Category Archives: New York Diary

Occasional prose poems from the street.

West 114th

Life is the precious thing.
Word’s their mere adornment.
Oh, but what an adornment!
So much wider than gold.

116th Street

Height of summer, and
the creative class is out
out walking their
children as they’d
walk their dogs.

Some have hired help.
Others not. Some
have grandparents. Or
at least they look
like grandparents.
But who’s to tell
in this day and
age of lively sperm
and wombs for rent?

The pigeons thought
I’d brought a snack.
This, too, is predictable.
To want, for anything,
for water, a notion
antique as the
nonexistent fountains.

The New Endeavor — “The New York Diary”

Walt Whitman. Sketch by unknown artist in Whitman Notebook. (c) The Smithsonian Institution.

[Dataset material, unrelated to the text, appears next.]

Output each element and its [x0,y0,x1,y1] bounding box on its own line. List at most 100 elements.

In the spirit of the Master (Whitman, not James), we are pleased to announce our New York Diary, a series of occasional prose poems.

This is a bit of a departure from our political and financial emphasis that’s dominated this blog the last few years. Well, man can’t live on bile alone, can he? And something along these lines was always intended to be part of this site, but after the reception of the one prose poem, on David Beckham in his underwear in springtime and other things, it kind of fell away. We’ll give it another go here.